Pero había una segunda lista de sospechosos, los colegas de profesión a los que había denostado en sus artículos de prensa. La última andanada antes de su muerte había ido dirigida al escritor Serafín Estébanez, al que, en un artículo titulado «La insoportable levedad de cierta clase de literatura», llamaba «oligofrénico literario», entre otras lindezas.

Claro que si todas las malas críticas terminaran ron el asesinato del crítico, nadie se atrevería a ejercer la profesión de crítico literario. Que él supiera, la animadversión entre críticos y escritores, y entre los propios escritores, solía dar lugar a un duelo de plumas, siempre dialéctico, que arraigaba luego en un odio visceral e irreconciliable. Pero de ahí al crimen había un salto considerable. ¿O no?
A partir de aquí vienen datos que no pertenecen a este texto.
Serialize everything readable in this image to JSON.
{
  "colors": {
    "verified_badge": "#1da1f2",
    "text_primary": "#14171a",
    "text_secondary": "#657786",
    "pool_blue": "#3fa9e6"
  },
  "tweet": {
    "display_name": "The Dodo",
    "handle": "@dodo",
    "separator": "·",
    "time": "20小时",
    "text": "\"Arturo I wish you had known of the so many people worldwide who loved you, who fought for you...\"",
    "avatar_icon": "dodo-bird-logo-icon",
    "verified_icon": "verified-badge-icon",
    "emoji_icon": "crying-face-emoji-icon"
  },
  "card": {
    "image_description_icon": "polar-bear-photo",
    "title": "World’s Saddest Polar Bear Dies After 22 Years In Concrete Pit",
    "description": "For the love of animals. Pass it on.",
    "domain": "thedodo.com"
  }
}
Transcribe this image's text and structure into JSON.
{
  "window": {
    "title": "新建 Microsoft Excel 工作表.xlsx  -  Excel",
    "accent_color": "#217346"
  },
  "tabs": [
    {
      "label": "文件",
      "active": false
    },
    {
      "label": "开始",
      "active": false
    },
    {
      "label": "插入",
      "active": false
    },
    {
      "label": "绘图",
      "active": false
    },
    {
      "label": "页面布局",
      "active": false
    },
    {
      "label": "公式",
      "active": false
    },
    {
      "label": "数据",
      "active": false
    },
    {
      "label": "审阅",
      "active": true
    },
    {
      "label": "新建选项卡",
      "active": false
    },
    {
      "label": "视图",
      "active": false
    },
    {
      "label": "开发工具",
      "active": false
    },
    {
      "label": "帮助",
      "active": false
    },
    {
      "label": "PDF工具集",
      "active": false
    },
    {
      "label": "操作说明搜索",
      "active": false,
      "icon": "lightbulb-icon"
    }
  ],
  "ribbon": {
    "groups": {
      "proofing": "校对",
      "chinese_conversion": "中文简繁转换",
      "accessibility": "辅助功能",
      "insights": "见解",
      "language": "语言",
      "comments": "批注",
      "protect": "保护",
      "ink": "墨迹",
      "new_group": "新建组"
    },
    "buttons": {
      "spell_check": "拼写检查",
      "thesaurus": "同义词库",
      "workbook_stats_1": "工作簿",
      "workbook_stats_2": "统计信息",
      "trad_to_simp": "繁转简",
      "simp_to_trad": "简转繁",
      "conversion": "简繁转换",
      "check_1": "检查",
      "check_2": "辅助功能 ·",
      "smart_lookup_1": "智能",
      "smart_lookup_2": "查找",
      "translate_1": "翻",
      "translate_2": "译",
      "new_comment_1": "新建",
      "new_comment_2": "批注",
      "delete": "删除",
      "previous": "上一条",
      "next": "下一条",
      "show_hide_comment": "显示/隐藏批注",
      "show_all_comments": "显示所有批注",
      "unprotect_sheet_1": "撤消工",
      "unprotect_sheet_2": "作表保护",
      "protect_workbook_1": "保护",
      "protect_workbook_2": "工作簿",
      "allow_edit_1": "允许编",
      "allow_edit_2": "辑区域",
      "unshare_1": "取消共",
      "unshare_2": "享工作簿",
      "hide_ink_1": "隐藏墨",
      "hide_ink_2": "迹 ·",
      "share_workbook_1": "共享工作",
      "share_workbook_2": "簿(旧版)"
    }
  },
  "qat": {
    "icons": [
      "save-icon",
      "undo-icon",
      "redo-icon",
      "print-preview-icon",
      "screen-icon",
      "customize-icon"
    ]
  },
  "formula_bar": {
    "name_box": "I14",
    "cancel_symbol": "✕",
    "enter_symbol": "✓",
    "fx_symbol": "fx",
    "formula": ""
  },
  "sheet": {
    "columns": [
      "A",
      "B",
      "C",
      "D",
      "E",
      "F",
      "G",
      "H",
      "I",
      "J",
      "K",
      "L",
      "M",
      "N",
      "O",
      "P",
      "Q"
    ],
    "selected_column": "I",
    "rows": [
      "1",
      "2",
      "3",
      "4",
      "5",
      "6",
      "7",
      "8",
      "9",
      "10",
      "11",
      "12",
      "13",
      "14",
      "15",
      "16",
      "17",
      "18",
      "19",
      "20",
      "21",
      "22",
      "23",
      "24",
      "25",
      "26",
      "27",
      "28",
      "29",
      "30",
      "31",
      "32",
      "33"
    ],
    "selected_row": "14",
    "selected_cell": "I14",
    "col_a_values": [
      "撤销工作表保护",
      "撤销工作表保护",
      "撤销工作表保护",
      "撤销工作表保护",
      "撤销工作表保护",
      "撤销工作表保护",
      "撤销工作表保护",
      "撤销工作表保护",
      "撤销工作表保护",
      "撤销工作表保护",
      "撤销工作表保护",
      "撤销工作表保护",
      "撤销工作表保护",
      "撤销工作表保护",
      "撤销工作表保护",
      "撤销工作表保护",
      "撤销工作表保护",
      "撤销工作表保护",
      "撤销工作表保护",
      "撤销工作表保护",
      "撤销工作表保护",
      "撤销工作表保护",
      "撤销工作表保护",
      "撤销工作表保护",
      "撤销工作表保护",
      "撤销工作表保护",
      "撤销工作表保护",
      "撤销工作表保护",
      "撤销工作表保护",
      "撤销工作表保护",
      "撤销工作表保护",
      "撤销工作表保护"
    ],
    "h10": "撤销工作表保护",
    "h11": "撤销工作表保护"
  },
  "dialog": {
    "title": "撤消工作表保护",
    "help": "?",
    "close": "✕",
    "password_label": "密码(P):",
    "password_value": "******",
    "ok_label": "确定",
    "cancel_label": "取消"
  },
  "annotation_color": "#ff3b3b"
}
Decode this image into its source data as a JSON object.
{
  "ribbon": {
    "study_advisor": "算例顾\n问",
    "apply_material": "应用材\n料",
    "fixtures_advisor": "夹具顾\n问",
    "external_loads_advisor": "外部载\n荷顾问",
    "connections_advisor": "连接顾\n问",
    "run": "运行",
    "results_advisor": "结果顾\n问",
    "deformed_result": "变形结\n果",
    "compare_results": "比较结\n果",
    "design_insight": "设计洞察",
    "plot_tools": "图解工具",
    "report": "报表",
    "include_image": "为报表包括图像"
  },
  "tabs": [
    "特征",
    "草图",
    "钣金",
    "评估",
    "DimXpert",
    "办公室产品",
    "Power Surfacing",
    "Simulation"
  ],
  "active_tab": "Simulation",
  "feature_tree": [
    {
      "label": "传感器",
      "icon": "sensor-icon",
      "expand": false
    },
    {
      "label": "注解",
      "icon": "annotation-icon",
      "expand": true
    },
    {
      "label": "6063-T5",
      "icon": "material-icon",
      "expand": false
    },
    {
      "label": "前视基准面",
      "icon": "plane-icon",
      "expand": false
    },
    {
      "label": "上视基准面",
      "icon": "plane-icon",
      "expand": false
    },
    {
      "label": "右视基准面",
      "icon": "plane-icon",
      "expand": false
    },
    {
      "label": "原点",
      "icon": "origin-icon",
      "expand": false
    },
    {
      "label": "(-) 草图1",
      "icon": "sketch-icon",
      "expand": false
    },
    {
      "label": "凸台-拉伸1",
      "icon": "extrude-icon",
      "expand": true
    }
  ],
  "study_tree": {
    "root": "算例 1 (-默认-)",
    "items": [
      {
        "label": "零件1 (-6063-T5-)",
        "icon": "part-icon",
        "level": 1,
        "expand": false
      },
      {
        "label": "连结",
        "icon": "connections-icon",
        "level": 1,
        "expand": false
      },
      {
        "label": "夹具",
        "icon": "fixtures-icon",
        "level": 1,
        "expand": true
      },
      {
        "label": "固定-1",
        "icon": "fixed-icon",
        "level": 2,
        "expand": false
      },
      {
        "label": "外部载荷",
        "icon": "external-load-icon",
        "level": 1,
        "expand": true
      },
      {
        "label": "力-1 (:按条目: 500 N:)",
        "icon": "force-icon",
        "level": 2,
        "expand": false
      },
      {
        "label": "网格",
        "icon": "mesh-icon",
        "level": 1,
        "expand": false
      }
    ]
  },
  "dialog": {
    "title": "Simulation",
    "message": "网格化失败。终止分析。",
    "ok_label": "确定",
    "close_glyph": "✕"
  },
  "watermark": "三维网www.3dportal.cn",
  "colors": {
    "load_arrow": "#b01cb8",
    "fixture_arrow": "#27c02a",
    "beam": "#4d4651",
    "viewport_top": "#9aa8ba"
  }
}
Sea como fuere, creía próxima la resolución del caso, pues quienquiera que fuese el ladrón del coche, había cometido un error. El fuego había calcinado todo el vehículo, salvo una parte del maletero, donde los de la científica habían encontrado unas huellas. El hecho de que no pertenecieran a alguien que estuviera fichado, en su opinión, facilitaba las cosas, pues en cuanto elaborara una lista completa y fidedigna de sospechosos, sólo tendría que contrastar las huellas encontradas con las existentes en los archivos del Documento Nacional de Identidad.